Drywalling: Do It Yourself vs. Hiring A Professional
When renovating it's easy to tear out the old walls down to the studs to see what you've got. Except for being careful about the wiring, and wearing a mask for dust, there's nothing really dangerous about stripping a wall. And when it's all done the plumber and electrician can do their magic and you can get the place back together again. Now is the time to ponder if you want to do the drywalling yourself or hire a professional.
Whether you are redoing walls or covering untouched basement studs there is always the notion that you could save a lot of money doing it yourself. There is no question about it – you can. The consideration here is based on the following factors: time, finish, mess and stress. Drywall contractors make it look easy because they have the experience and the right drywall tools.
Hanging and Drywall Yourself
Anyone who is handy can hang drywall. Each sheet is 4' X 8', and if the centers on the studs are 16” this mean that the sheet will cover 3 spaces on the vertical or 6 on the horizontal. Add a drill with a dimpler, or screw attachment, and you are all ready to go – or are you?
- They Are Heavy: For one thing, plan to have a partner help you because these sheets are not light. In fact a 4' X 8' sheet of 1/2” sheetrock tops the scales at 70 pounds. Now multiply that by 20 and you have a rough idea how much you have to pack into the basement for the job.
- They Come in Pairs: Drywall sheets are packed in pairs for shipping. The good sides are facing each other so that there will be no damage because each nick requires finishing later on. Two people will have to carry 140 pounds down to the basement or separate them beforehand. Now, this is the smart idea, however it leaves a pristine side open to many hits and nicks as you and your friend try to get it down the basement. Your fingers will also be aching because it's really difficult to hold onto such an awkward and heavy sheet that is so fragile.
Solution: Buy a panel carrier for you and your partner. These plastic handles allow you to pick up the panel and carry it around easily. (However, you still have to navigate the sheet to the basement.)
- Insulation and Vapor Seal: Unless you put in foam you will have to get the basement walls insulated. This means buying and hauling bales of insulation downstairs. They are bulky but light. Be sure to wear gloves, goggles, a particle mask and long sleeves while insulating. The fibers bet into everything. The plastic poly vapor seal needs 2 people to put up right. Staple this to the studs and seal the seams.
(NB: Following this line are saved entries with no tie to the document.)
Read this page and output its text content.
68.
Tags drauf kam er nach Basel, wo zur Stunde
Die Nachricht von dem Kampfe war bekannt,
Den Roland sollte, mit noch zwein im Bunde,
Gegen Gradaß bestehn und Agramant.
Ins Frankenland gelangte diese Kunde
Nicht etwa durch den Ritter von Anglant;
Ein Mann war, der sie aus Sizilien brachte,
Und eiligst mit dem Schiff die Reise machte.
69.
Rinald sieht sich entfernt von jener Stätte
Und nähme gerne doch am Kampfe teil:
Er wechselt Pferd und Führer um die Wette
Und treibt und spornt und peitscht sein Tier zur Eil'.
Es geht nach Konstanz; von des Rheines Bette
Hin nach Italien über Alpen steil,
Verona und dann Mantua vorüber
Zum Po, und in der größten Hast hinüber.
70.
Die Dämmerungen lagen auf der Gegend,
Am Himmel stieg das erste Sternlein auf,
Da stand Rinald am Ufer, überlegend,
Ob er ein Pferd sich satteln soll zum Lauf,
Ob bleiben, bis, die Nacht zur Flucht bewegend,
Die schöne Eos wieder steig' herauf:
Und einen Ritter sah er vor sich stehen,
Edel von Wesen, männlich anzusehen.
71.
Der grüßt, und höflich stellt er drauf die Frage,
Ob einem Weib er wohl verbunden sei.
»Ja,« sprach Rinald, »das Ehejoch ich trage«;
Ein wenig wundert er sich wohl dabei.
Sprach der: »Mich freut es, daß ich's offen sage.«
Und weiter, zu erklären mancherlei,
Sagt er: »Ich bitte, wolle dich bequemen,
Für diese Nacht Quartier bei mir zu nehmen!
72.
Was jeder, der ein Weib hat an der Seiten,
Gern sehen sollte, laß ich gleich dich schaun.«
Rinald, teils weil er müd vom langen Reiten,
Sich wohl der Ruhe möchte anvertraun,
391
- Hanging: The problem with hanging yourself is positioning the heavy sheets. This is why you need a partner. In addition, all the screws have to “hit paydirt.” In other words the screws have to go through the drywall and into a stud. If they don't they have to come out. You can fill the hole easily but the screw has punctured the vapor seal and too many of these will allow moisture through the wall.
- Cutting: Cutting requires a long straight-edge. Cutting too long and you have to cut again. Cutting too short means you have to go to another sheet or do a patching job on 2 pieces, which increases your time on the job.
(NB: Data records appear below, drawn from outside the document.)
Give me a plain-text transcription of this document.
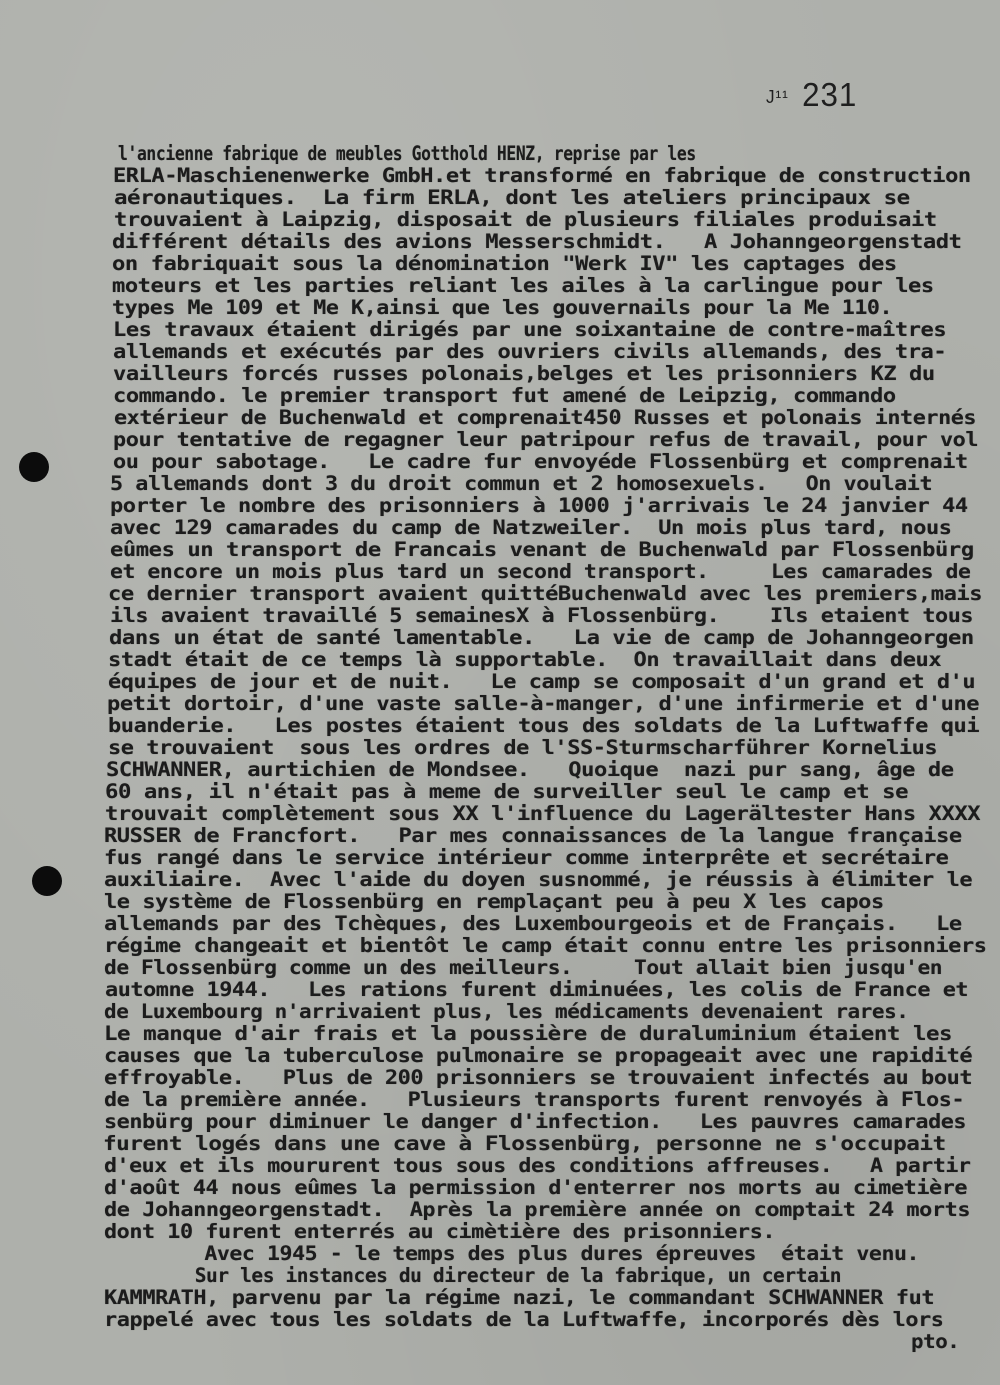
J¹¹ 231
l'ancienne fabrique de meubles Gotthold HENZ, reprise par les
ERLA-Maschienenwerke GmbH.et transformé en fabrique de construction
aéronautiques.  La firm ERLA, dont les ateliers principaux se
trouvaient à Laipzig, disposait de plusieurs filiales produisait
différent détails des avions Messerschmidt.   A Johanngeorgenstadt
on fabriquait sous la dénomination "Werk IV" les captages des
moteurs et les parties reliant les ailes à la carlingue pour les
types Me 109 et Me K,ainsi que les gouvernails pour la Me 110.
Les travaux étaient dirigés par une soixantaine de contre-maîtres
allemands et exécutés par des ouvriers civils allemands, des tra-
vailleurs forcés russes polonais,belges et les prisonniers KZ du
commando. le premier transport fut amené de Leipzig, commando
extérieur de Buchenwald et comprenait450 Russes et polonais internés
pour tentative de regagner leur patripour refus de travail, pour vol
ou pour sabotage.   Le cadre fur envoyéde Flossenbürg et comprenait
5 allemands dont 3 du droit commun et 2 homosexuels.   On voulait
porter le nombre des prisonniers à 1000 j'arrivais le 24 janvier 44
avec 129 camarades du camp de Natzweiler.  Un mois plus tard, nous
eûmes un transport de Francais venant de Buchenwald par Flossenbürg
et encore un mois plus tard un second transport.     Les camarades de
ce dernier transport avaient quittéBuchenwald avec les premiers,mais
ils avaient travaillé 5 semainesX à Flossenbürg.    Ils etaient tous
dans un état de santé lamentable.   La vie de camp de Johanngeorgen
stadt était de ce temps là supportable.  On travaillait dans deux
équipes de jour et de nuit.   Le camp se composait d'un grand et d'u
petit dortoir, d'une vaste salle-à-manger, d'une infirmerie et d'une
buanderie.   Les postes étaient tous des soldats de la Luftwaffe qui
se trouvaient  sous les ordres de l'SS-Sturmscharführer Kornelius
SCHWANNER, aurtichien de Mondsee.   Quoique  nazi pur sang, âge de
60 ans, il n'était pas à meme de surveiller seul le camp et se
trouvait complètement sous XX l'influence du Lagerältester Hans XXXX
RUSSER de Francfort.   Par mes connaissances de la langue française
fus rangé dans le service intérieur comme interprête et secrétaire
auxiliaire.  Avec l'aide du doyen susnommé, je réussis à élimiter le
le système de Flossenbürg en remplaçant peu à peu X les capos
allemands par des Tchèques, des Luxembourgeois et de Français.   Le
régime changeait et bientôt le camp était connu entre les prisonniers
de Flossenbürg comme un des meilleurs.     Tout allait bien jusqu'en
automne 1944.   Les rations furent diminuées, les colis de France et
de Luxembourg n'arrivaient plus, les médicaments devenaient rares.
Le manque d'air frais et la poussière de duraluminium étaient les
causes que la tuberculose pulmonaire se propageait avec une rapidité
effroyable.   Plus de 200 prisonniers se trouvaient infectés au bout
de la première année.   Plusieurs transports furent renvoyés à Flos-
senbürg pour diminuer le danger d'infection.   Les pauvres camarades
furent logés dans une cave à Flossenbürg, personne ne s'occupait
d'eux et ils moururent tous sous des conditions affreuses.   A partir
d'août 44 nous eûmes la permission d'enterrer nos morts au cimetière
de Johanngeorgenstadt.  Après la première année on comptait 24 morts
dont 10 furent enterrés au cimètière des prisonniers.
Avec 1945 - le temps des plus dures épreuves  était venu.
Sur les instances du directeur de la fabrique, un certain
KAMMRATH, parvenu par la régime nazi, le commandant SCHWANNER fut
rappelé avec tous les soldats de la Luftwaffe, incorporés dès lors
pto.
- Taping and Mudding: It takes skill and patience for the finishing work. Each seam has to be taped, as does the inside corners. The outside corners have to be reinforced with a steel or plastic corner piece and then covered with drywall compound. All the seams and screw heads have to be “mudded” with drywall compound and then sanded. How it works is the seams are built up and then sanded so that the seams disappear. For many amateurs it like an artistic crusade because there is so much sanding and re-mudding as if you are trying to mold the facing on an old cathedral. In reality, you end up using too much compound and then have to spend hours sanding to get a smooth surface. Even then there may be bumps and raised seams because maybe the lighting was not good in the place.
- Mess: Be sure to have a good shop vacuum cleaner on hand with a special drywall filter. If you use your own home vacuum, or anyone without a filter, the fine dust may get in an burn out the motor. In addition wear a good mask.
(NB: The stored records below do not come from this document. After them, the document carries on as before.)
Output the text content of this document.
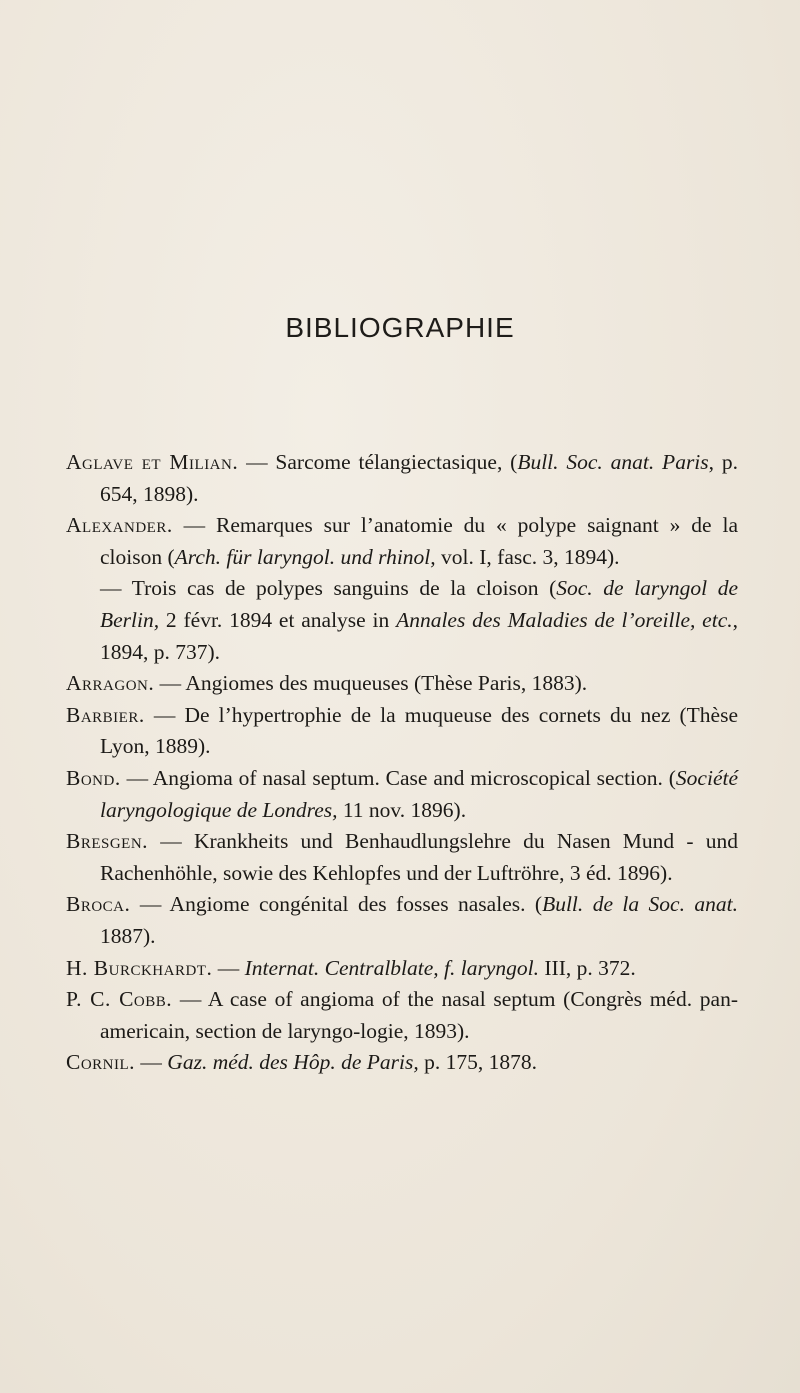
BIBLIOGRAPHIE

Aglave et Milian. — Sarcome télangiectasique, (Bull. Soc. anat. Paris, p. 654, 1898).

Alexander. — Remarques sur l’anatomie du « polype saignant » de la cloison (Arch. für laryngol. und rhinol, vol. I, fasc. 3, 1894).

— Trois cas de polypes sanguins de la cloison (Soc. de laryngol de Berlin, 2 févr. 1894 et analyse in Annales des Maladies de l’oreille, etc., 1894, p. 737).

Arragon. — Angiomes des muqueuses (Thèse Paris, 1883).

Barbier. — De l’hypertrophie de la muqueuse des cornets du nez (Thèse Lyon, 1889).

Bond. — Angioma of nasal septum. Case and microscopical section. (Société laryngologique de Londres, 11 nov. 1896).

Bresgen. — Krankheits und Benhaudlungslehre du Nasen Mund - und Rachenhöhle, sowie des Kehlopfes und der Luftröhre, 3 éd. 1896).

Broca. — Angiome congénital des fosses nasales. (Bull. de la Soc. anat. 1887).

H. Burckhardt. — Internat. Centralblate, f. laryngol. III, p. 372.

P. C. Cobb. — A case of angioma of the nasal septum (Congrès méd. pan-americain, section de laryngo-logie, 1893).

Cornil. — Gaz. méd. des Hôp. de Paris, p. 175, 1878.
The professional drywallers are not cheap. A 3-man crew may cost $25 an hour each! However, they are fast and do a superb job with a minimum amount of mess. Once the materials are in place the walls and ceiling are covered quickly. This is because they also come with all the tools like drywall stilts that allow them to reach the high places easily. In addition, they use a minimum amount of drywall compound it takes for a smooth job whereas amateurs almost always use too much.
If you plan to make the job a personal project, and don't care how much time it takes, you will save money doing it yourself. However, for a quick, expert job that makes you space ready to paint hiring a professional makes the most sense.